É mais difícil lidar com as crianças. Um milhão e meio de crianças inocentes morreram durante a Shoá sem sequer conhecer o mundo. É impossível entender uma criança que jamais viu um rio ou o mar, jamais brincou numa praça e nem sequer sabe como é uma árvore, pois desde sua primeira infância, ao dar-se conta do mundo, já estava enclausurada no cinzento gueto. Como pode uma mão explicar ao filho o que significa "longe" quando o filho não sabe o que há além daquelas paredes. Não sabe sequer imaginar como são os bosques e as florestas, os rios e os lagos que estão distantes dali. Não sabe como são ou como deveriam ser.
As crianças são o retrato do que há de mais cruel no Holocausto. Desde o pequenino que nunca soube o que significa brincar ao adolescente que não teve a oportunidade de descobrir o mundo e seus defeitos e sonhar com seu conserto. Crianças que perderam suas vidas. Que foram privadas de sua infância. Que não conheceram seus pais. Que foram usadas como mão de obra. Crianças transformadas, devido a seu tamanho diminuto (e possibilidade de sair e entrar no gueto através de pequenas frestas no muro), em provedores de suas famílias - em contrabandistas de pão. É uma perspectiva dolorosa, mas verdadeira do que ocorreu aqui.
Abaixo, o poema "pequeno contrabandista" da poetiza judia polonesa Henrika Lazowert, assassinada em Treblinka em 1942. (tradução livre)

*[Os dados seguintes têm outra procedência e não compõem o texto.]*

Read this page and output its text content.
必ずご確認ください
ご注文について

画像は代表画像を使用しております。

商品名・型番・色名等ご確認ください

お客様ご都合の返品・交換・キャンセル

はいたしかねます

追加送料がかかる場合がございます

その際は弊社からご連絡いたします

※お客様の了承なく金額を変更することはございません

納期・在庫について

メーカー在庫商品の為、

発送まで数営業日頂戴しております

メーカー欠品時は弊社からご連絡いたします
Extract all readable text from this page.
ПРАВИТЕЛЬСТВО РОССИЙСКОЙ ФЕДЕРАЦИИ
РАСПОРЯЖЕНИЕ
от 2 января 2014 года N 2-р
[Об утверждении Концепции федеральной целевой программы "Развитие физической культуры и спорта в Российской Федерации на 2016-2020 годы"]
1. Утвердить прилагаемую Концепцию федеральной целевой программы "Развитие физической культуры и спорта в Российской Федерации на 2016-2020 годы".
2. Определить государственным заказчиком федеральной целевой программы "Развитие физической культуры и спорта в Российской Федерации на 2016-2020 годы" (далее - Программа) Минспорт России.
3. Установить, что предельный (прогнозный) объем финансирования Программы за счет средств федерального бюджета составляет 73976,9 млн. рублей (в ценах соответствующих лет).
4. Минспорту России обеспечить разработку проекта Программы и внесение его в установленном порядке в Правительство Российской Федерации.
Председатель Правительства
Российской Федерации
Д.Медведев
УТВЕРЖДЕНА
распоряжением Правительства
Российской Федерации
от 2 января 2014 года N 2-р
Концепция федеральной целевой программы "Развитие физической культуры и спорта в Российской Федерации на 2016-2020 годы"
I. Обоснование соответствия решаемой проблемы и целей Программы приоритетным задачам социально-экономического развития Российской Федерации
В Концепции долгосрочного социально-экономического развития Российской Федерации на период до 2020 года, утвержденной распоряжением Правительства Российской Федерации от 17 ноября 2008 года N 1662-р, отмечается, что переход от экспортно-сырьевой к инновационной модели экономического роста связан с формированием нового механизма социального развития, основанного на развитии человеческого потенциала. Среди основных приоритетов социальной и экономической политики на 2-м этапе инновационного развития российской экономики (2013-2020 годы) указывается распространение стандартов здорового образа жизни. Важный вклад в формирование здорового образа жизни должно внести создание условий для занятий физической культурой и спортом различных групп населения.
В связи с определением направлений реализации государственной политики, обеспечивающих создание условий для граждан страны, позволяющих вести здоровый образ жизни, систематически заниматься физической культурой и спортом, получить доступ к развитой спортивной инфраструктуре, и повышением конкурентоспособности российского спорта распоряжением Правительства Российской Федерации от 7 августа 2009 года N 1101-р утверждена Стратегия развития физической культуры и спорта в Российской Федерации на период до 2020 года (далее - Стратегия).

Por sobre os muros, através de orifícios, através de pontos de vigília,
Por baixo de fios, através de escombros, por baixo das cercas:
Com fome, ousado, teimoso
Eu escapo, ágil como um gato.
Ao meio-dia, à noite, na hora amanhecer,
Em nevascas, no calor,
Cem vezes arrisco minha vida,
Arrisco meu pescoço infantil.
Debaixo do braço um saco de pão,
Nas minhas costas um pano esfarrapado;
Correndo sobre minhas velozes pernas jovens
Com medo sempre em meu coração.
Mas tudo tem de ser sofrido;
E tudo deve ser suportado,
Para que amanhã você possa
Comer sua porção de pão.
Por sobre os muros, através de orifícios, através da grossa alvenaria,
À noite, de madrugada, de dia,
Com fome, ousadia, astúcia,
O silêncio como uma sombra que se move.
E se a mão do destino súbita
Se apodera de mim em algum ponto deste jogo,
É apenas o laço comum da vida.
Mamãe, não espere por mim.
Eu não vou voltar para você,
Sua voz distante não vai chegar.
A poeira da rua vai enterrar
O destino do jovem que se perdeu.
E só um pensamento triste,
Uma careta em seus lábios:
Quem, minha querida mamãe,
Vai lhe trazer o pão de amanhã?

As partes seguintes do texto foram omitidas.